Temps magnifique ce matin, gelée blanche sur le ponton.

Seine au lever du soleil l'hiver à Samois


Belle sortie en huit, même si Pascal ne nous suit pas : il y a eu un problème de bateau-moteur, il a dû rentrer au club pour laisser le sien à la personne qui encadre les scolaires.

J’apprends avec perplexité que finalement les deux quatre mixtes envisagés pour les Championnats de France sont maintenus: il s’agit de l’équipage du huit coupé en deux. Mais comme Nathalie ne veut pas ramer en couple, la place m’est proposée (je soupçonne Nathalie de se désister volontairement car elle ne peut concevoir que j’aille à Mâcon uniquement pour barrer).
— Mais on ne s’est jamais entraîné ensemble!
— C’est pas grave, on fera au mieux.
Je les regarde sans comprendre. Je pense au CNF, aux entraînements forcenés, au niveau des filles qui montaient en masters. Nous allons nous ridiculiser. Cela n’a pas l’air de les effleurer. Se pourraient-ils qu’ils aient raison et que j’ai tort?

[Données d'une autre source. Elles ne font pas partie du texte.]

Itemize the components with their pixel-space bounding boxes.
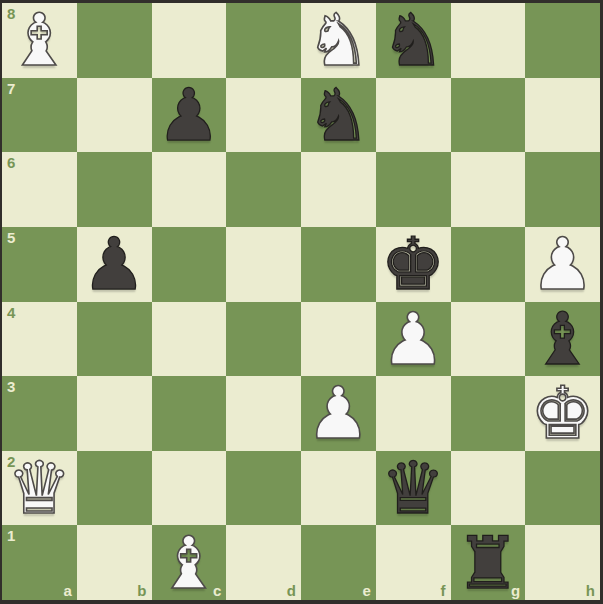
- square-h7[interactable]: [525, 78, 600, 153]
- piece-black-bishop[interactable]: ♝: [530, 302, 595, 376]
- piece-white-knight[interactable]: ♞: [306, 3, 371, 77]
- piece-white-bishop[interactable]: ♝: [7, 3, 72, 77]
- square-b8[interactable]: [77, 3, 152, 78]
- piece-black-pawn[interactable]: ♟: [82, 227, 147, 301]
- file-label-e: e: [362, 582, 370, 599]
- square-h6[interactable]: [525, 152, 600, 227]
- square-e5[interactable]: [301, 227, 376, 302]
- square-d1[interactable]: d: [226, 525, 301, 600]
- square-b7[interactable]: [77, 78, 152, 153]
- rank-label-5: 5: [7, 229, 15, 246]
- square-d2[interactable]: [226, 451, 301, 526]
- rank-label-3: 3: [7, 378, 15, 395]
- square-d5[interactable]: [226, 227, 301, 302]
- rank-label-6: 6: [7, 154, 15, 171]
- square-g8[interactable]: [451, 3, 526, 78]
- square-h2[interactable]: [525, 451, 600, 526]
- file-label-h: h: [586, 582, 595, 599]
- square-b4[interactable]: [77, 302, 152, 377]
- square-e4[interactable]: [301, 302, 376, 377]
- file-label-d: d: [287, 582, 296, 599]
- square-f6[interactable]: [376, 152, 451, 227]
- square-h1[interactable]: h: [525, 525, 600, 600]
- square-a8[interactable]: 8♝: [2, 3, 77, 78]
- square-d6[interactable]: [226, 152, 301, 227]
- square-b1[interactable]: b: [77, 525, 152, 600]
- square-b6[interactable]: [77, 152, 152, 227]
- square-f5[interactable]: ♚: [376, 227, 451, 302]
- square-g1[interactable]: g♜: [451, 525, 526, 600]
- square-d4[interactable]: [226, 302, 301, 377]
- file-label-a: a: [63, 582, 71, 599]
- square-g3[interactable]: [451, 376, 526, 451]
- piece-black-queen[interactable]: ♛: [381, 451, 446, 525]
- square-a7[interactable]: 7: [2, 78, 77, 153]
- square-g7[interactable]: [451, 78, 526, 153]
- file-label-b: b: [137, 582, 146, 599]
- square-e3[interactable]: ♟: [301, 376, 376, 451]
- piece-black-pawn[interactable]: ♟: [157, 78, 222, 152]
- piece-white-pawn[interactable]: ♟: [381, 302, 446, 376]
- square-g6[interactable]: [451, 152, 526, 227]
- piece-black-knight[interactable]: ♞: [381, 3, 446, 77]
- square-e8[interactable]: ♞: [301, 3, 376, 78]
- square-c3[interactable]: [152, 376, 227, 451]
- rank-label-4: 4: [7, 304, 15, 321]
- square-b5[interactable]: ♟: [77, 227, 152, 302]
- piece-black-king[interactable]: ♚: [381, 227, 446, 301]
- square-c5[interactable]: [152, 227, 227, 302]
- chess-board: 8♝♞♞7♟♞65♟♚♟4♟♝3♟♚2♛♛1abc♝defg♜h: [2, 3, 600, 600]
- piece-white-king[interactable]: ♚: [530, 376, 595, 450]
- square-a2[interactable]: 2♛: [2, 451, 77, 526]
- square-g2[interactable]: [451, 451, 526, 526]
- square-b3[interactable]: [77, 376, 152, 451]
- square-f3[interactable]: [376, 376, 451, 451]
- square-h4[interactable]: ♝: [525, 302, 600, 377]
- square-a3[interactable]: 3: [2, 376, 77, 451]
- square-d8[interactable]: [226, 3, 301, 78]
- piece-white-bishop[interactable]: ♝: [157, 526, 222, 600]
- square-c2[interactable]: [152, 451, 227, 526]
- square-e7[interactable]: ♞: [301, 78, 376, 153]
- square-g4[interactable]: [451, 302, 526, 377]
- square-g5[interactable]: [451, 227, 526, 302]
- square-b2[interactable]: [77, 451, 152, 526]
- square-h3[interactable]: ♚: [525, 376, 600, 451]
- square-f7[interactable]: [376, 78, 451, 153]
- rank-label-7: 7: [7, 80, 15, 97]
- square-a1[interactable]: 1a: [2, 525, 77, 600]
- square-c7[interactable]: ♟: [152, 78, 227, 153]
- piece-white-pawn[interactable]: ♟: [530, 227, 595, 301]
- square-c6[interactable]: [152, 152, 227, 227]
- piece-black-rook[interactable]: ♜: [456, 526, 521, 600]
- piece-black-knight[interactable]: ♞: [306, 78, 371, 152]
- square-f8[interactable]: ♞: [376, 3, 451, 78]
- square-f1[interactable]: f: [376, 525, 451, 600]
- piece-white-pawn[interactable]: ♟: [306, 376, 371, 450]
- square-h5[interactable]: ♟: [525, 227, 600, 302]
- square-c8[interactable]: [152, 3, 227, 78]
- square-a6[interactable]: 6: [2, 152, 77, 227]
- square-a5[interactable]: 5: [2, 227, 77, 302]
- board-frame: 8♝♞♞7♟♞65♟♚♟4♟♝3♟♚2♛♛1abc♝defg♜h: [0, 0, 603, 604]
- square-e6[interactable]: [301, 152, 376, 227]
- square-f2[interactable]: ♛: [376, 451, 451, 526]
- file-label-f: f: [441, 582, 446, 599]
- square-h8[interactable]: [525, 3, 600, 78]
- square-a4[interactable]: 4: [2, 302, 77, 377]
- square-c4[interactable]: [152, 302, 227, 377]
- square-d3[interactable]: [226, 376, 301, 451]
- square-e1[interactable]: e: [301, 525, 376, 600]
- piece-white-queen[interactable]: ♛: [7, 451, 72, 525]
- square-e2[interactable]: [301, 451, 376, 526]
- square-f4[interactable]: ♟: [376, 302, 451, 377]
- square-c1[interactable]: c♝: [152, 525, 227, 600]
- square-d7[interactable]: [226, 78, 301, 153]
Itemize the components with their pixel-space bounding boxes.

J’avais l’intention de monter jusqu’à Champeaux l’après-midi. Je l’ai fait, mais tardivement, m’étant profondément endormie après le déjeuner.

Vernou-la-Celle cherche un médecin et l’a écrit en grosses lettres sur une banderoles devant l’église, forêts, routes où l’on se croise avec difficulté, un air de Sologne qui me réjouit. Je colle à Echouboulains, le cœur palpitant puisque nous sommes prévenus qu’il ne faut pas faire cela seul, que c’est dangereux (ce que je crois et cependant peine à croire: nous sommes en France, non d’un petit bonhomme. Remontent de vieux souvenirs d’informations à la radio (Europe 1), de bagarres entre colleurs d’affiche, les premières images d’Adieu poulet).

La nuit tombe. La forêt laisse progressivement place à la Brie, coucher de soleil sur les labours, et c’est la Beauce qui remonte de mon enfance.

Coucher de soleil sur la plaine au sortir d’Echouboulais


Chaque village a sa belle demeure, sa ferme fortifiée ou son château. Je comprends pourquoi la circo vote à droite, je repense à cet ancien collègue qui m’expliquait pourquoi il y avait tant de particules chez les agents d’assurance: «après la guerre, M. le comte devenait agent d’assurance; il allait voir les paysans autour de chez lui qui tous souscrivaient quand M. le comte le demandait». L’histoire passe lentement. Terres agricoles et peur des partageux, villes industrielles et haine des patrons. Sociologie à l’emporte-pièce pas entièrement dénuée de fondement.

Il fait nuit désormais. Château de Bombon. Je cherche des panneaux à l’école, la mairie, l’église. Je ne trouve qu’une boîte à livres contenant La valise en carton de Linda de Suza et La France en automobile d’Edith Wharton. J’emporte ce dernier livre en pensant à Aline qui m’en avait parlé pendant que nous visitions Maintenon.

Champeaux. Trop tard pour l’abbatiale. France Inter dévide la vie de Philippe Seguin, son refus de Maastricht au moment où Mitterrand se sert de sa maladie pour emporter le oui. 1992. Je me souviens de discussions sur la terrasse, ma mère anti-européenne. Était-ce à cette occasion, ou plus tard en 2006, qu’un ami m’avait dit: «si les Etats-Unis sont contre, c’est que cela ne peut pas être mauvais pour nous». Je ne m’étais pas rendu compte à l’époque à quel point c’était bien évidemment lié à 1989 et la chute du mur. Je vais avoir une heure de retard sur ce que j’avais promis à H.
Je colle à Sivry-Courty, à Veneux en passant devant la place et je rentre.